Важно отметить, однако, что определенные формы антибольшевизма, основывавшиеся, и притом однозначно, как раз на ностальгическом аффекте, поэт тоже воспринимал как некое одичание [64]. Об их глашатаях он писал в конце 1917 г.: «Они дерзают говорить за родину, но непохож на голос матери их бездушный, металлический голос» [65].
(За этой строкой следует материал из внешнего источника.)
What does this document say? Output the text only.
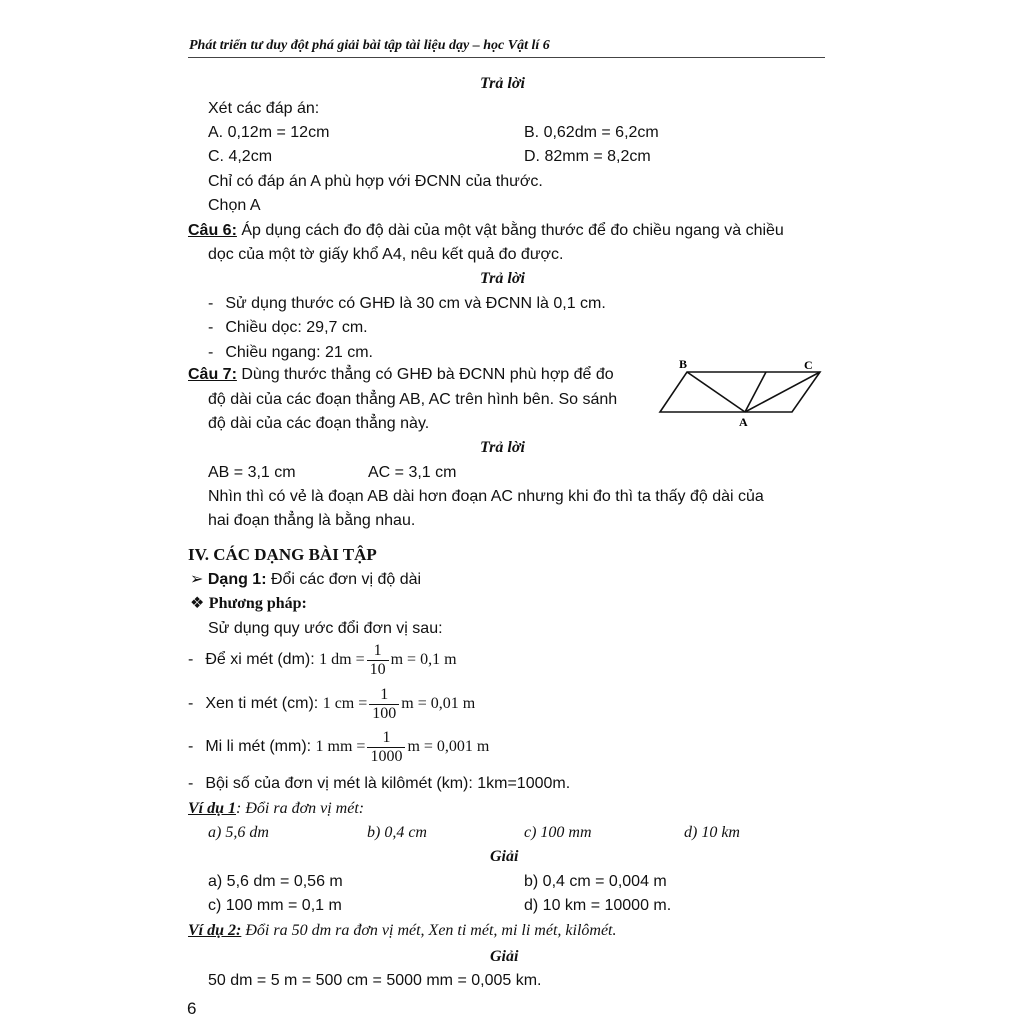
Phát triển tư duy đột phá giải bài tập tài liệu dạy – học Vật lí 6
Trả lời
Xét các đáp án:
A. 0,12m = 12cm	B. 0,62dm = 6,2cm
C. 4,2cm	D. 82mm = 8,2cm
Chỉ có đáp án A phù hợp với ĐCNN của thước.
Chọn A
Câu 6: Áp dụng cách đo độ dài của một vật bằng thước để đo chiều ngang và chiều
dọc của một tờ giấy khổ A4, nêu kết quả đo được.
Trả lời
- Sử dụng thước có GHĐ là 30 cm và ĐCNN là 0,1 cm.
- Chiều dọc: 29,7 cm.
- Chiều ngang: 21 cm.
Câu 7: Dùng thước thẳng có GHĐ bà ĐCNN phù hợp để đo
độ dài của các đoạn thẳng AB, AC trên hình bên. So sánh
độ dài của các đoạn thẳng này.
B	C
A
Trả lời
AB = 3,1 cm	AC = 3,1 cm
Nhìn thì có vẻ là đoạn AB dài hơn đoạn AC nhưng khi đo thì ta thấy độ dài của
hai đoạn thẳng là bằng nhau.
IV. CÁC DẠNG BÀI TẬP
➢ Dạng 1: Đổi các đơn vị độ dài
❖ Phương pháp:
Sử dụng quy ước đổi đơn vị sau:
- Để xi mét (dm): 1 dm = $\frac{1}{10}$ m = 0,1 m
- Xen ti mét (cm): 1 cm = $\frac{1}{100}$ m = 0,01 m
- Mi li mét (mm): 1 mm = $\frac{1}{1000}$ m = 0,001 m
- Bội số của đơn vị mét là kilômét (km): 1km=1000m.
Ví dụ 1: Đổi ra đơn vị mét:
a) 5,6 dm	b) 0,4 cm	c) 100 mm	d) 10 km
Giải
a) 5,6 dm = 0,56 m	b) 0,4 cm = 0,004 m
c) 100 mm = 0,1 m	d) 10 km = 10000 m.
Ví dụ 2: Đổi ra 50 dm ra đơn vị mét, Xen ti mét, mi li mét, kilômét.
Giải
50 dm = 5 m = 500 cm = 5000 mm = 0,005 km.
6
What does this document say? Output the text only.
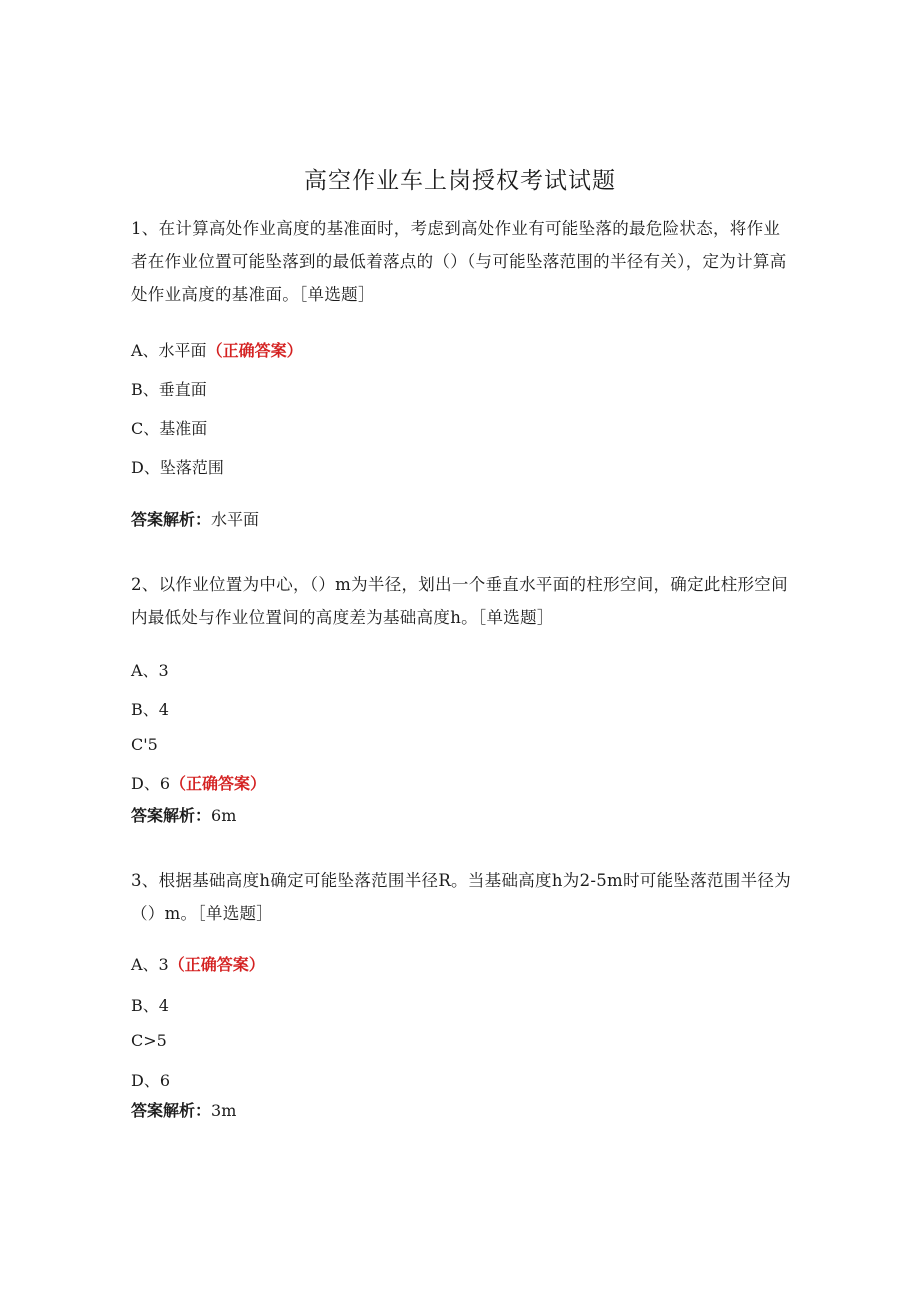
高空作业车上岗授权考试试题
1、在计算高处作业高度的基准面时，考虑到高处作业有可能坠落的最危险状态，将作业者在作业位置可能坠落到的最低着落点的（）（与可能坠落范围的半径有关），定为计算高处作业高度的基准面。［单选题］
A、水平面（正确答案）
B、垂直面
C、基准面
D、坠落范围
答案解析：水平面
2、以作业位置为中心，（）m为半径，划出一个垂直水平面的柱形空间，确定此柱形空间内最低处与作业位置间的高度差为基础高度h。［单选题］
A、3
B、4
C'5
D、6（正确答案）
答案解析：6m
3、根据基础高度h确定可能坠落范围半径R。当基础高度h为2-5m时可能坠落范围半径为（）m。［单选题］
A、3（正确答案）
B、4
C>5
D、6
答案解析：3m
Попытка Иванова ужиться с советским режимом была не то чтобы уж совсем добровольной; как-никак, ему было отказано в разрешении выехать за границу, когда он просил об этом для лечения его жены Веры Шварсалон, медленно погибавшей от скоротечной чахотки среди тягот разрухи (точнее, разрешение уже было дано и в самый последний момент без мотивировок взято назад, что усиливает кромешность происшедшего). В эту пору поэт навещал обреченную Веру и больных детей в Серебряном Бору; поездки по бездорожью в санях и переживание беды — тема его «Зимних сонетов», поразивших современников чистотой и строгостью тона.
«…Если бы он написал только 'Зимние сонеты', и тогда он был бы драгоценнейшим поэтом современности, — читаем мы у одного из самых оригинальных литературоведов и критиков русской эмиграции кн. Д. П. Святополк-Мирского. — В них есть совершенство иного порядка, чем в' Двенадцати', совершенство высокой аскетики. /…/Но замечательно не столько это, сколько чистота проникающего их индивидуального духа. Это очищенное до последней чистоты мужество человека, стоящего лицом к лицу со смертью, Небытием и Вечностью» [66].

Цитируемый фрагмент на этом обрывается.